I encountered a problem. When I started training with the smolvla model, it aborted. The following is the error message
environment:
ubuntu:22.04
memory:128G
GPU:RTX5090 48G CUDA12.8
pytorch:2.9.0.dev20250904+cu128
INFO 2025-09-08 14:07:07 ts/train.py:144 Creating optimizer and scheduler
INFO 2025-09-08 14:07:07 ts/train.py:156 Output dir: outputs/train/my_smolvla
INFO 2025-09-08 14:07:07 ts/train.py:159 cfg.steps=20000 (20K)
INFO 2025-09-08 14:07:07 ts/train.py:160 dataset.num_frames=11939 (12K)
INFO 2025-09-08 14:07:07 ts/train.py:161 dataset.num_episodes=50
INFO 2025-09-08 14:07:07 ts/train.py:162 num_learnable_params=99880992 (100M)
INFO 2025-09-08 14:07:07 ts/train.py:163 num_total_params=450046212 (450M)
INFO 2025-09-08 14:07:07 ts/train.py:177 cfg.num_workers=4
INFO 2025-09-08 14:07:07 ts/train.py:178 cfg.batch_size=64
INFO 2025-09-08 14:07:07 ts/train.py:204 Start offline training on a fixed dataset
Traceback (most recent call last):
File “/home/ubuntu/miniconda3/envs/env_isaaclab/lib/python3.10/site-packages/torch/utils/data/dataloader.py”, line 1275, in _try_get_data
data = self._data_queue.get(timeout=timeout)
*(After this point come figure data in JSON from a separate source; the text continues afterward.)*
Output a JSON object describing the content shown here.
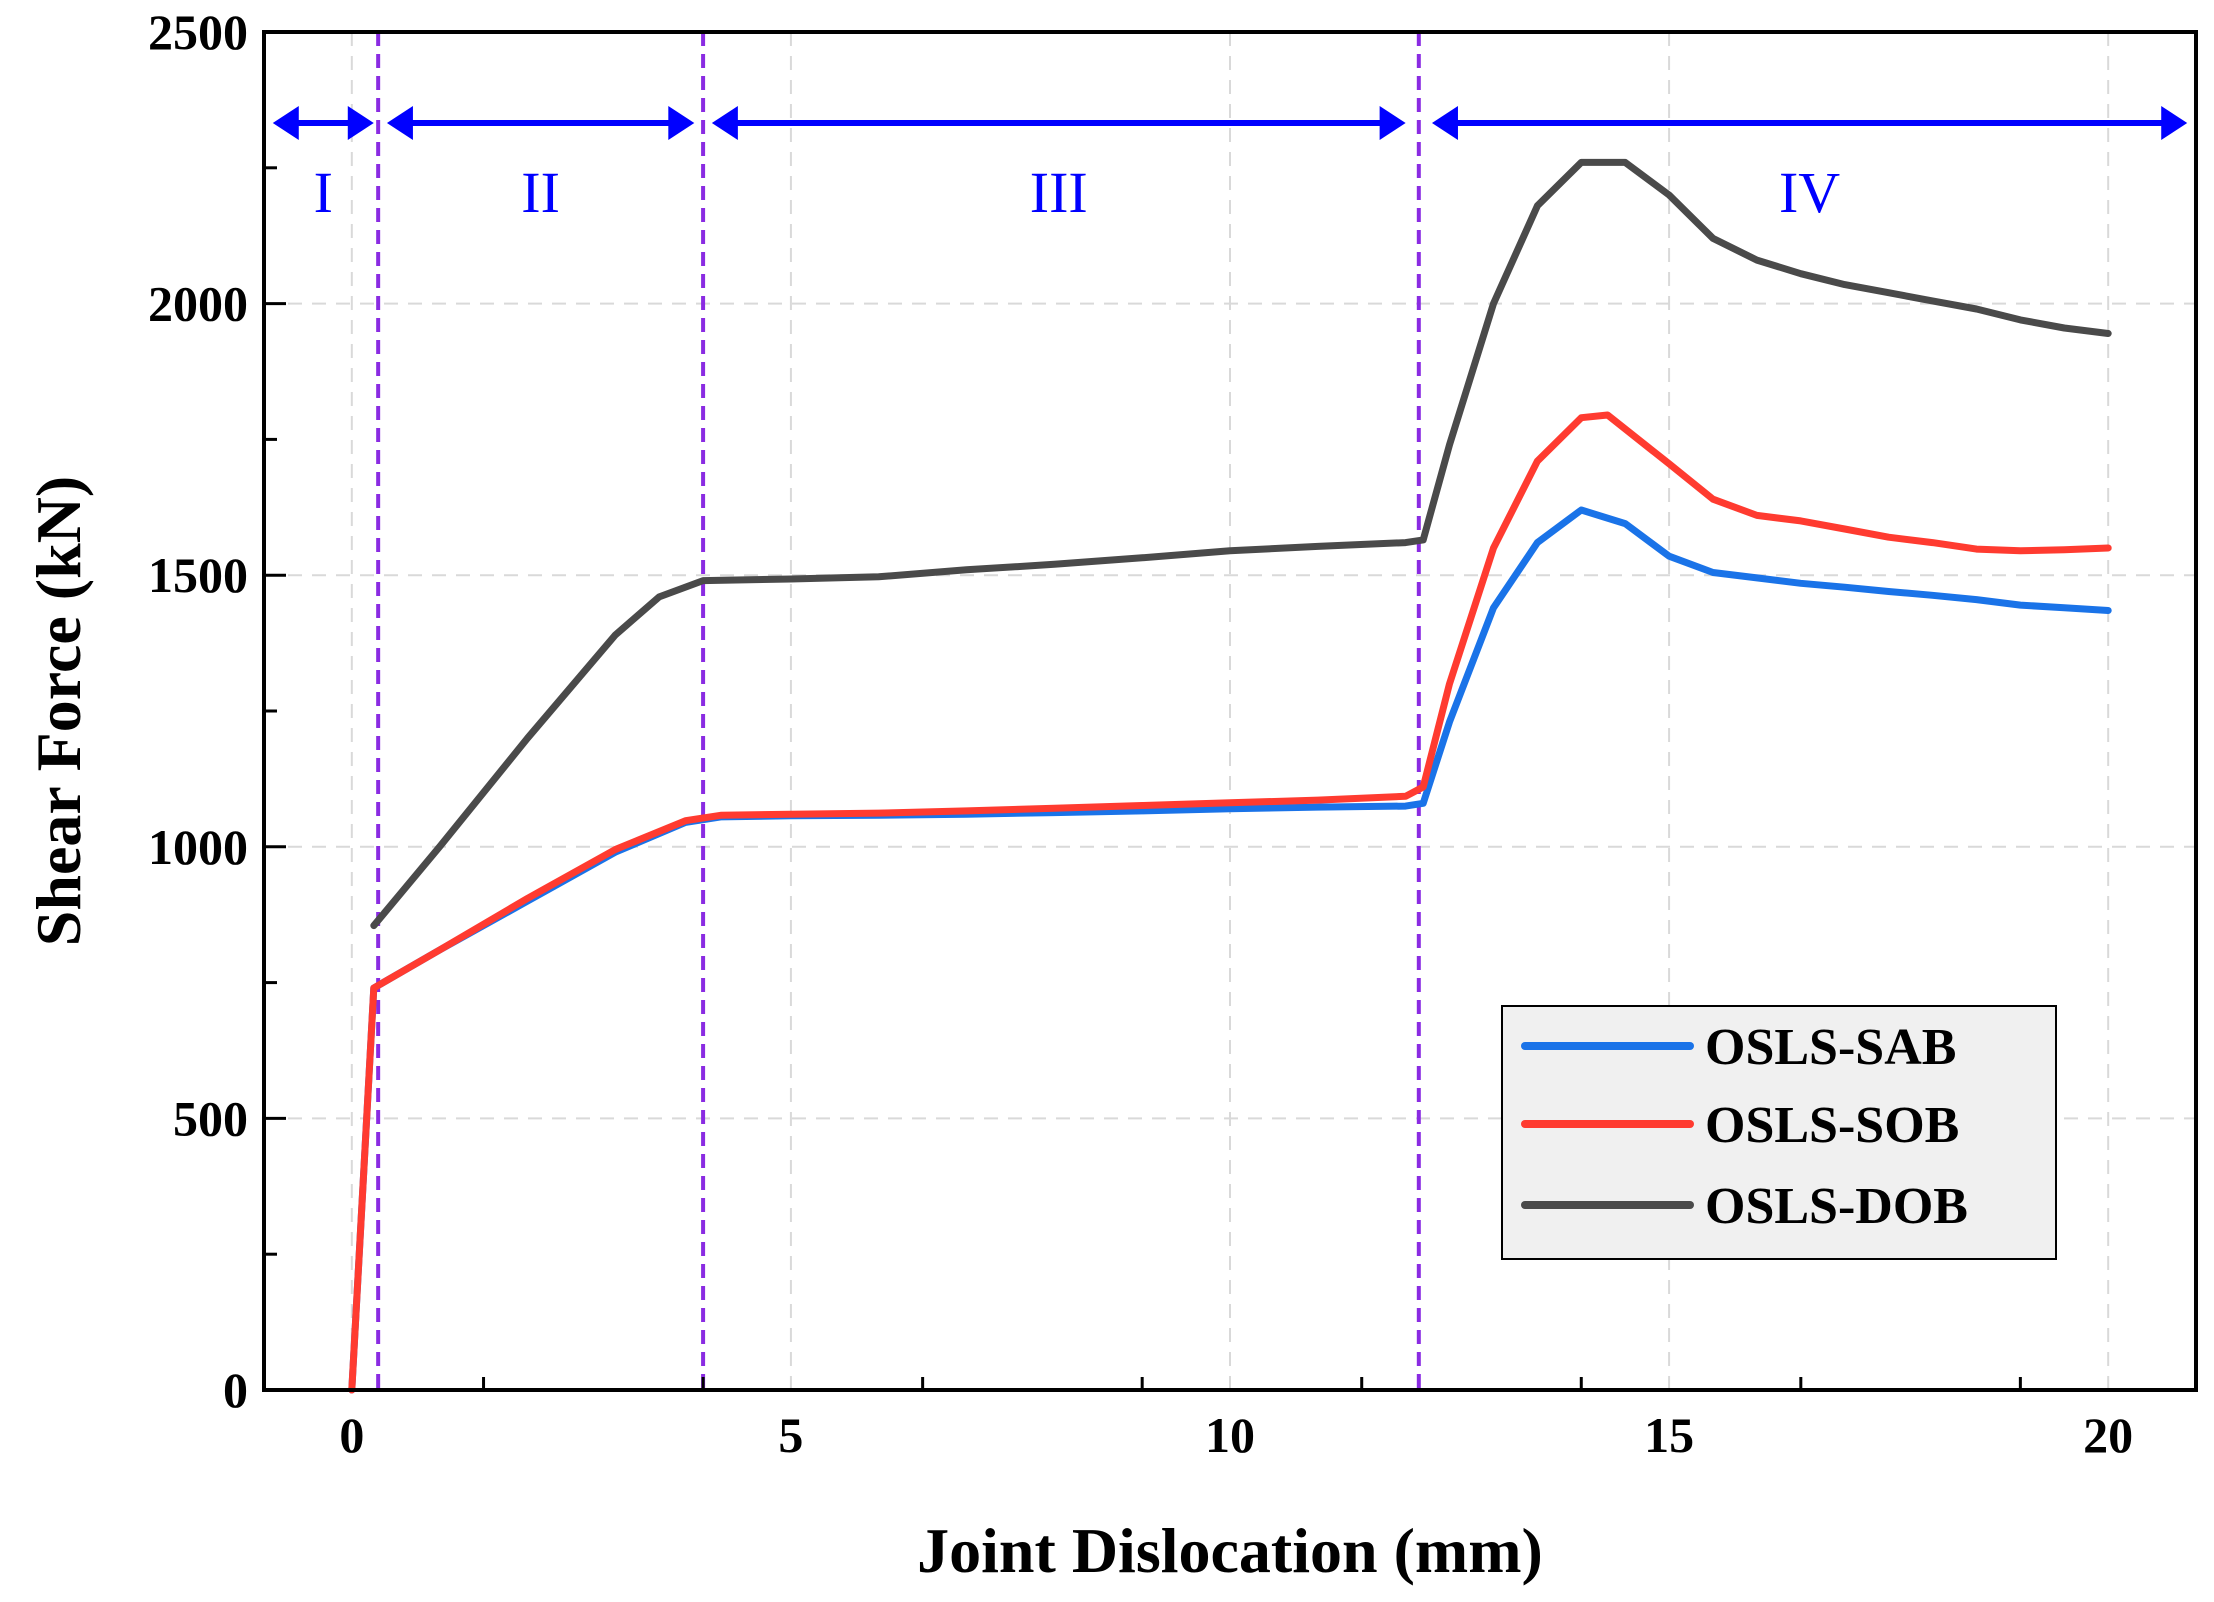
{
  "chart_data": {
    "type": "line",
    "title": "",
    "xlabel": "Joint Dislocation (mm)",
    "ylabel": "Shear Force (kN)",
    "xlim": [
      -1,
      21
    ],
    "ylim": [
      0,
      2500
    ],
    "xticks": [
      0,
      5,
      10,
      15,
      20
    ],
    "xtick_labels": [
      "0",
      "5",
      "10",
      "15",
      "20"
    ],
    "yticks": [
      0,
      500,
      1000,
      1500,
      2000,
      2500
    ],
    "ytick_labels": [
      "0",
      "500",
      "1000",
      "1500",
      "2000",
      "2500"
    ],
    "grid": true,
    "legend_position": "bottom-right",
    "region_boundaries": [
      0.3,
      4.0,
      12.15
    ],
    "regions": [
      {
        "label": "I",
        "x_start": -0.9,
        "x_end": 0.25
      },
      {
        "label": "II",
        "x_start": 0.4,
        "x_end": 3.9
      },
      {
        "label": "III",
        "x_start": 4.1,
        "x_end": 12.0
      },
      {
        "label": "IV",
        "x_start": 12.3,
        "x_end": 20.9
      }
    ],
    "colors": {
      "region_arrow": "#0000ff",
      "boundary_line": "#8a2be2",
      "grid": "#d9d9d9"
    },
    "series": [
      {
        "name": "OSLS-SAB",
        "color": "#1a73e8",
        "x": [
          0,
          0.25,
          1,
          2,
          3,
          3.8,
          4.2,
          5,
          6,
          7,
          8,
          9,
          10,
          11,
          12,
          12.2,
          12.5,
          13,
          13.5,
          14,
          14.5,
          15,
          15.5,
          16,
          16.5,
          17,
          17.5,
          18,
          18.5,
          19,
          19.5,
          20
        ],
        "values": [
          0,
          740,
          810,
          900,
          990,
          1045,
          1055,
          1057,
          1058,
          1060,
          1063,
          1066,
          1070,
          1073,
          1075,
          1080,
          1230,
          1440,
          1560,
          1620,
          1595,
          1535,
          1505,
          1495,
          1485,
          1478,
          1470,
          1463,
          1455,
          1445,
          1440,
          1435
        ]
      },
      {
        "name": "OSLS-SOB",
        "color": "#ff3b30",
        "x": [
          0,
          0.25,
          1,
          2,
          3,
          3.8,
          4.2,
          5,
          6,
          7,
          8,
          9,
          10,
          11,
          12,
          12.2,
          12.5,
          13,
          13.5,
          14,
          14.3,
          15,
          15.5,
          16,
          16.5,
          17,
          17.5,
          18,
          18.5,
          19,
          19.5,
          20
        ],
        "values": [
          0,
          740,
          810,
          905,
          995,
          1048,
          1058,
          1060,
          1062,
          1066,
          1071,
          1076,
          1081,
          1086,
          1093,
          1110,
          1300,
          1550,
          1710,
          1790,
          1795,
          1705,
          1640,
          1610,
          1600,
          1585,
          1570,
          1560,
          1548,
          1545,
          1547,
          1550
        ]
      },
      {
        "name": "OSLS-DOB",
        "color": "#4a4a4a",
        "x": [
          0.25,
          1,
          2,
          3,
          3.5,
          4,
          5,
          6,
          7,
          8,
          9,
          10,
          11,
          12,
          12.2,
          12.5,
          13,
          13.5,
          14,
          14.5,
          15,
          15.5,
          16,
          16.5,
          17,
          17.5,
          18,
          18.5,
          19,
          19.5,
          20
        ],
        "values": [
          855,
          1000,
          1200,
          1390,
          1460,
          1490,
          1493,
          1497,
          1510,
          1520,
          1532,
          1545,
          1553,
          1560,
          1565,
          1740,
          2000,
          2180,
          2260,
          2260,
          2200,
          2120,
          2080,
          2055,
          2035,
          2020,
          2005,
          1990,
          1970,
          1955,
          1945
        ]
      }
    ]
  }
}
File “/home/ubuntu/miniconda3/envs/env_isaaclab/lib/python3.10/queue.py”, line 180, in get
self.not_empty.wait(remaining)
File “/home/ubuntu/miniconda3/envs/env_isaaclab/lib/python3.10/threading.py”, line 324, in wait
gotit = waiter.acquire(True, timeout)
File “/home/ubuntu/miniconda3/envs/env_isaaclab/lib/python3.10/site-packages/torch/utils/data/_utils/signal_handling.py”, line 73, in handler
_error_if_any_worker_fails()
RuntimeError: DataLoader worker (pid 21350) is killed by signal: Aborted.
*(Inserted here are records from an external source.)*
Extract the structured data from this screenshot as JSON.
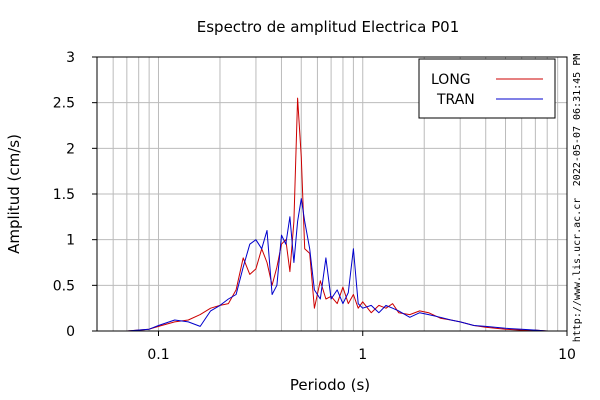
{
  "chart_data": {
    "type": "line",
    "title": "Espectro de amplitud Electrica P01",
    "xlabel": "Periodo (s)",
    "ylabel": "Amplitud (cm/s)",
    "xscale": "log",
    "xlim": [
      0.05,
      10
    ],
    "ylim": [
      0,
      3
    ],
    "xticks": [
      0.1,
      1,
      10
    ],
    "xtick_labels": [
      "0.1",
      "1",
      "10"
    ],
    "yticks": [
      0,
      0.5,
      1,
      1.5,
      2,
      2.5,
      3
    ],
    "ytick_labels": [
      "0",
      "0.5",
      "1",
      "1.5",
      "2",
      "2.5",
      "3"
    ],
    "grid": true,
    "legend_position": "top-right",
    "side_text_top": "2022-05-07 06:31:45 PM",
    "side_text_bottom": "http://www.lis.ucr.ac.cr",
    "series": [
      {
        "name": "LONG",
        "color": "#cc0000",
        "x": [
          0.05,
          0.07,
          0.09,
          0.1,
          0.12,
          0.14,
          0.16,
          0.18,
          0.2,
          0.22,
          0.24,
          0.26,
          0.28,
          0.3,
          0.32,
          0.34,
          0.36,
          0.38,
          0.4,
          0.42,
          0.44,
          0.46,
          0.48,
          0.5,
          0.52,
          0.55,
          0.58,
          0.62,
          0.66,
          0.7,
          0.75,
          0.8,
          0.85,
          0.9,
          0.95,
          1.0,
          1.1,
          1.2,
          1.3,
          1.4,
          1.5,
          1.7,
          1.9,
          2.1,
          2.4,
          2.7,
          3.0,
          3.5,
          4.0,
          5.0,
          6.0,
          7.0,
          8.0,
          10.0
        ],
        "y": [
          0.0,
          0.0,
          0.02,
          0.05,
          0.1,
          0.12,
          0.18,
          0.25,
          0.28,
          0.3,
          0.45,
          0.8,
          0.62,
          0.68,
          0.9,
          0.75,
          0.5,
          0.7,
          0.95,
          1.0,
          0.65,
          1.2,
          2.55,
          1.9,
          0.9,
          0.85,
          0.25,
          0.55,
          0.35,
          0.38,
          0.3,
          0.48,
          0.3,
          0.4,
          0.25,
          0.32,
          0.2,
          0.28,
          0.25,
          0.3,
          0.2,
          0.18,
          0.22,
          0.2,
          0.14,
          0.12,
          0.1,
          0.06,
          0.04,
          0.02,
          0.01,
          0.01,
          0.0,
          0.0
        ]
      },
      {
        "name": "TRAN",
        "color": "#0000cc",
        "x": [
          0.05,
          0.07,
          0.09,
          0.1,
          0.12,
          0.14,
          0.16,
          0.18,
          0.2,
          0.22,
          0.24,
          0.26,
          0.28,
          0.3,
          0.32,
          0.34,
          0.36,
          0.38,
          0.4,
          0.42,
          0.44,
          0.46,
          0.48,
          0.5,
          0.52,
          0.55,
          0.58,
          0.62,
          0.66,
          0.7,
          0.75,
          0.8,
          0.85,
          0.9,
          0.95,
          1.0,
          1.1,
          1.2,
          1.3,
          1.4,
          1.5,
          1.7,
          1.9,
          2.1,
          2.4,
          2.7,
          3.0,
          3.5,
          4.0,
          5.0,
          6.0,
          7.0,
          8.0,
          10.0
        ],
        "y": [
          0.0,
          0.0,
          0.02,
          0.06,
          0.12,
          0.1,
          0.05,
          0.22,
          0.28,
          0.35,
          0.4,
          0.7,
          0.95,
          1.0,
          0.9,
          1.1,
          0.4,
          0.5,
          1.05,
          0.95,
          1.25,
          0.75,
          1.2,
          1.45,
          1.2,
          0.9,
          0.45,
          0.35,
          0.8,
          0.35,
          0.45,
          0.3,
          0.42,
          0.9,
          0.3,
          0.25,
          0.28,
          0.2,
          0.28,
          0.25,
          0.22,
          0.15,
          0.2,
          0.18,
          0.15,
          0.12,
          0.1,
          0.06,
          0.05,
          0.03,
          0.02,
          0.01,
          0.0,
          0.0
        ]
      }
    ]
  }
}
The above exception was the direct cause of the following exception:
Traceback (most recent call last):
File “/home/ubuntu/lerobot/src/lerobot/scripts/train.py”, line 297, in
main()
File “/home/ubuntu/lerobot/src/lerobot/scripts/train.py”, line 293, in main
train()
File “/home/ubuntu/lerobot/src/lerobot/configs/parser.py”, line 225, in wrapper_inner
response = fn(cfg, *args, **kwargs)
File “/home/ubuntu/lerobot/src/lerobot/scripts/train.py”, line 207, in train
batch = next(dl_iter)
File “/home/ubuntu/lerobot/src/lerobot/datasets/utils.py”, line 630, in cycle
yield next(iterator)
File “/home/ubuntu/miniconda3/envs/env_isaaclab/lib/python3.10/site-packages/torch/utils/data/dataloader.py”, line 732, in next
data = self._next_data()
File “/home/ubuntu/miniconda3/envs/env_isaaclab/lib/python3.10/site-packages/torch/utils/data/dataloader.py”, line 1482, in _next_data
idx, data = self._get_data()
File “/home/ubuntu/miniconda3/envs/env_isaaclab/lib/python3.10/site-packages/torch/utils/data/dataloader.py”, line 1434, in _get_data
success, data = self._try_get_data()
File “/home/ubuntu/miniconda3/envs/env_isaaclab/lib/python3.10/site-packages/torch/utils/data/dataloader.py”, line 1288, in _try_get_data
raise RuntimeError(
RuntimeError: DataLoader worker (pid(s) 21350) exited unexpectedly
I tried num_workers=0, which caused a aborted (core dumped).The memory is not fully used and the GPU is sufficient.How can I locate this problem and solve it? Sincerely waiting for your reply.